We also need an AoA on W78 replacement that includes not replacing that warhead as it retires, or if it must be replaced doing so with W87-0s in a non-MIRV configuration, or doing so on a more dilated schedule, e.g. beginning in the late 2030s instead of the early 2030s (MMIII/W78 retirement need not take place until the latter part of the Sentinel deployment schedule).

***

We have proposed what we believe to be a better plan. (For reference, here is Part One.)In our plan,

  • The Los Alamos Plutonium Pit Production Project (LAP4) would be canceled immediately.
  • There would be only one operational shift at LANL's plutonium facilities; 24/7 work would not be necessary.
  • Net hiring at LANL for pit missions would cease, as there are already enough staff for a single operational shift.
  • SRPPF design and construction would proceed as currently planned, with strong efforts to capture scarce design and construction talent and scarce resources such as gloveboxes.
  • A number of capital projects and capital equipment purchases at LANL could be canceled or curtailed given single-shift work with no LAP4 and about 2,000 fewer workers in "the pipeline."

Key questions which would help better quantify the benefits of this plan include:

  • What LANL capital projects and capital equipment purchases could be avoided, at what cost savings?
  • What personnel and other operational costs could be avoided?
  • Overall, how much money would this plan save relative to the current plan?
  • What benefits would there be in plutonium facility space needed, in material at risk (MAR), in waste production, and in conflicts with other programs, already somewhat severe?
  • How would transportation and housing needs be affected?
  • How much faster could SRPPF be completed in the absence of competition with LANL for designer time, gloveboxes, and other resources? In this regard, NNSA should be required to produce a plan to essentially eliminate -- not just reduce -- program risk at SRPPF. Absent such a plan, NNSA is not really serious about pit production.
  • How many pits would be produced at SRS given the resulting schedule and by when?

***

In its latest plan to solve its interrelated transportation, infrastructure, and housing problems, LANL now proposes to open one or more research "mini-campuses" and labs in Santa Fe and/or Bernalillo (see presentation and video in "Los Alamos to metastasize as weapons mission outgrows site Lab management to present before local government Tuesday 7/18/23, 6 pm MDT," Jul 17, 2023). Opposition is growing.

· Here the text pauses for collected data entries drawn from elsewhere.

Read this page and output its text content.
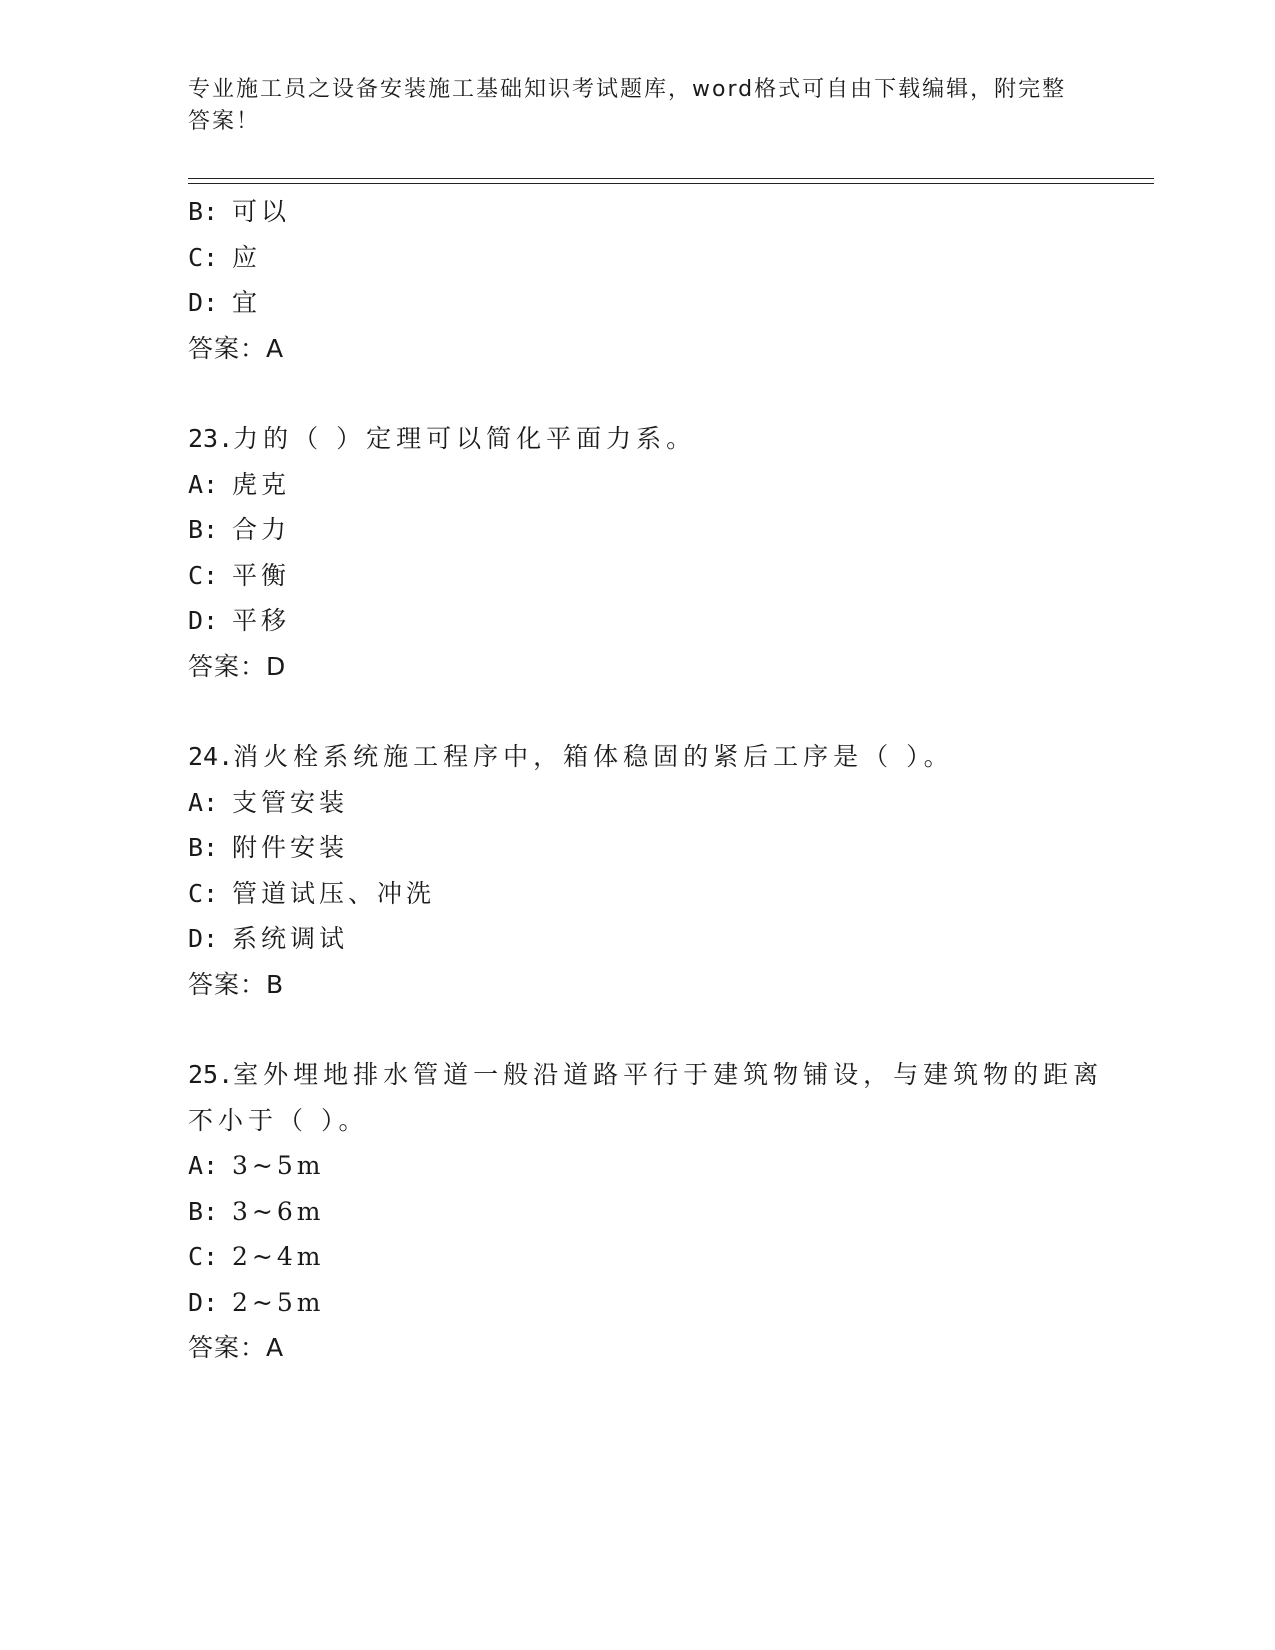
专业施工员之设备安装施工基础知识考试题库，word格式可自由下载编辑，附完整答案！
B: 可以
C: 应
D: 宜
答案：A
23.力的（ ）定理可以简化平面力系。
A: 虎克
B: 合力
C: 平衡
D: 平移
答案：D
24.消火栓系统施工程序中，箱体稳固的紧后工序是（ ）。
A: 支管安装
B: 附件安装
C: 管道试压、冲洗
D: 系统调试
答案：B
25.室外埋地排水管道一般沿道路平行于建筑物铺设，与建筑物的距离
不小于（ ）。
A: 3~5m
B: 3~6m
C: 2~4m
D: 2~5m
答案：A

Prior plans included a new high bridge over the Rio Grande and associated highways through a Native American heritage area of notable scenic value, and when that failed, trailer parks and "man camps" on Indian Pueblos. The latest plan is to use several dozen intercity buses to transport workers from large regional parking lots, transferring them to smaller on-site buses, is still active (LANL Transportation Plan FY23, LA-UR-22-31888, Nov 9, 2022.) We believe this hair-brained plan will never work.

***

Other related news reports, analyses, press releases, and articles of interest can be found here. Of recent note, see

Final remarks, from here:

"The new pits LANL would make are not needed for any current stockpile weapon system, nor will they ever be needed for that purpose. The entire LANL pit production program is superfluous. Every dollar spent at LANL on this program is wasted. Every drum of waste produced in the process need not have been produced. Every career spent making these pits, or supporting the work, is a career that could have been spent building a sustainable, moral, responsible future. The LANL pit production program is a symptom of pure arrogance, greed, and management failure at the highest levels of government."